Rampage!
by A.
I woke up today, met Rosemary, went to class, and there was the panel in our human sexuality class. It was the women’s panel that day, so all these girls got up there and answered all the questions that people in the class asked. Most of them were retarded questions asked by the obnoxious group of black guys in the back, but on the whole, it was rather interesting. I’m thinking of volunteering for the gay/lesbian/bisexual panel…I want to, but I would have to be like “no questions from the back row.” I should email her.
Okay, email sent.
After that I drove home and went inside…my drunken uncle John was there, and I said hi to him. I went into my room, and saw the card Patrick had sent me sitting on my keyboard (my grandma puts all my mail there). Right as I was opening it, I heard a soft knock at my door, and it was my grandma. “John’s on a rampage today…he’s going crazy…I’m going to go in my room.”
Um.
What do you say to that? I had stuff to do today, so I got all my clothes together to be washed. “Rampage. Rampage?
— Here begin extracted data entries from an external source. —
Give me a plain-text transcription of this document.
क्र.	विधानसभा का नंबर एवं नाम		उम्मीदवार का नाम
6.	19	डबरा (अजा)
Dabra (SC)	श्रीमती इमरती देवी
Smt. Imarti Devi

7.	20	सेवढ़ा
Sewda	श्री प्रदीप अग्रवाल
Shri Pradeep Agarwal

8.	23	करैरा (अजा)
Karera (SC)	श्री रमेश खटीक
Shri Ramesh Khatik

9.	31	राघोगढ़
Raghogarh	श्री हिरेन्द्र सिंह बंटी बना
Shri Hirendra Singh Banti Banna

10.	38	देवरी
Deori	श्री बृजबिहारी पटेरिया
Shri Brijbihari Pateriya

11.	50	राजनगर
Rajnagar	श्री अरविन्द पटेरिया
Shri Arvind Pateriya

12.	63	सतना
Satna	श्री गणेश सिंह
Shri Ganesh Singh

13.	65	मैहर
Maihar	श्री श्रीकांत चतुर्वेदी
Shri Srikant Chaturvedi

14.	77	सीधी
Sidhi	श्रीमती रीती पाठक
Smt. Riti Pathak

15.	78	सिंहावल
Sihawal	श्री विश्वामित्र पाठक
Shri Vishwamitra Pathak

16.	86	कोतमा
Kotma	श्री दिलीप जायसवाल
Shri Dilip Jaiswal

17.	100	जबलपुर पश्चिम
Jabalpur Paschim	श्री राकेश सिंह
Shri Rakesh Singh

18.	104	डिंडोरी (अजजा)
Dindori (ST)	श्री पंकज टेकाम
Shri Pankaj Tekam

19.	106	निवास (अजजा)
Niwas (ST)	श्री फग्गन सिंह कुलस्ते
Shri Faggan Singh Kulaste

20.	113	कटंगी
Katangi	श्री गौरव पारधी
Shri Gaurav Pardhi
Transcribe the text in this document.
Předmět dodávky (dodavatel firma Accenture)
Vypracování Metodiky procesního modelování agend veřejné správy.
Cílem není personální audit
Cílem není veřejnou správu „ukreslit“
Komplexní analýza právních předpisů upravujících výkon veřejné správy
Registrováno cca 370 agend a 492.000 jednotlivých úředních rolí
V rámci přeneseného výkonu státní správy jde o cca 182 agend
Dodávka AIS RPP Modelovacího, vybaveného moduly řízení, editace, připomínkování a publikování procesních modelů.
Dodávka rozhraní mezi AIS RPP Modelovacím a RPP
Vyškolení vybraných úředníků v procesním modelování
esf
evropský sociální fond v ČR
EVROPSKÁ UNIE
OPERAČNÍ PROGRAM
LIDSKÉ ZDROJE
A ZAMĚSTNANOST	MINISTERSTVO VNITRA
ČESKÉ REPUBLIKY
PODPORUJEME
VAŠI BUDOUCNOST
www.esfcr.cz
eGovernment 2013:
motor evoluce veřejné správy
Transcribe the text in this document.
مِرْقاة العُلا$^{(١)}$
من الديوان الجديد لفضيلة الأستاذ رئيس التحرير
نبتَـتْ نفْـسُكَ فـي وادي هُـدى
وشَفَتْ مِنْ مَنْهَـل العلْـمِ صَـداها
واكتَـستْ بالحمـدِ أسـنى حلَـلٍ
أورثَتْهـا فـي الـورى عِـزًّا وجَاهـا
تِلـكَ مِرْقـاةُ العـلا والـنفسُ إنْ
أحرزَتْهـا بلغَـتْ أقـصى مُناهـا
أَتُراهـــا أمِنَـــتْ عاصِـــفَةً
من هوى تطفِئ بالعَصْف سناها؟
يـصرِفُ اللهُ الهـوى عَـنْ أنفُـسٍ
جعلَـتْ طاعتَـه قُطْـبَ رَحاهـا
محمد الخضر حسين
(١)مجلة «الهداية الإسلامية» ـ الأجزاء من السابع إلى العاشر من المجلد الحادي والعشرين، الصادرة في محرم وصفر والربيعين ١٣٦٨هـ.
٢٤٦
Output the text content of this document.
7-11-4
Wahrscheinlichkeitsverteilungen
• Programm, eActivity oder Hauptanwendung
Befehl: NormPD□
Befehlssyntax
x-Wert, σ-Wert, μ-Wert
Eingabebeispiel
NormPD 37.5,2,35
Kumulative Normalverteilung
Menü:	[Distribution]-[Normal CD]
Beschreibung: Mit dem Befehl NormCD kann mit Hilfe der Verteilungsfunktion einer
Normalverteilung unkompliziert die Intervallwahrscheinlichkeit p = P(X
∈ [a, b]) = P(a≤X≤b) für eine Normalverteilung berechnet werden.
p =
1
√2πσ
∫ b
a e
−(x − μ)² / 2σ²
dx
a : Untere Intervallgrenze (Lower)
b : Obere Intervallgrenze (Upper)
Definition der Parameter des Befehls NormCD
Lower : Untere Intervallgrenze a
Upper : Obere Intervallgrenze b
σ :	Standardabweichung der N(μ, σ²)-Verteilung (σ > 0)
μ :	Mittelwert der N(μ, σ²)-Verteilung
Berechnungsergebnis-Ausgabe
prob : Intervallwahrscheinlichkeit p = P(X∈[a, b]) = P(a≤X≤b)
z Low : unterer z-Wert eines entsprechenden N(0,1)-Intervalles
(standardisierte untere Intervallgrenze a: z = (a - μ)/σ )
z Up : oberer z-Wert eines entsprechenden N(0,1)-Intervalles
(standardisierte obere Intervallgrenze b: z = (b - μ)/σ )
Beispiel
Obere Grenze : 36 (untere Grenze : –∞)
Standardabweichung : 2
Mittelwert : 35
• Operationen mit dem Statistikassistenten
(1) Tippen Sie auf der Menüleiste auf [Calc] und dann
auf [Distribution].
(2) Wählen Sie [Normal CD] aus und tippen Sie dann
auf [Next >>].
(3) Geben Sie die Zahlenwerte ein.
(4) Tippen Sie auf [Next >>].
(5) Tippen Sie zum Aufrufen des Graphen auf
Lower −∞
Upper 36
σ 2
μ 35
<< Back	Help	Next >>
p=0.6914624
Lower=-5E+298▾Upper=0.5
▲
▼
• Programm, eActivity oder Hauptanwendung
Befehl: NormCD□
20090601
What crap,” I mumbled to myself, and went out there with my thing of clothes. I went into the garage and was measuring out the detergent when I hear *thump* *thump* *thump* (door opens) John’s voice: “You need to get out of my house!” and the automatic garage door starts churning. “Oh…it’s you,” he says. I went back into my room and even though I’m hella hungry, I am SO not going out there again.
Well, maybe when I’m much hungrier.
Comments
Haha, we met half ways from my couch that you were sleeping on to my bed.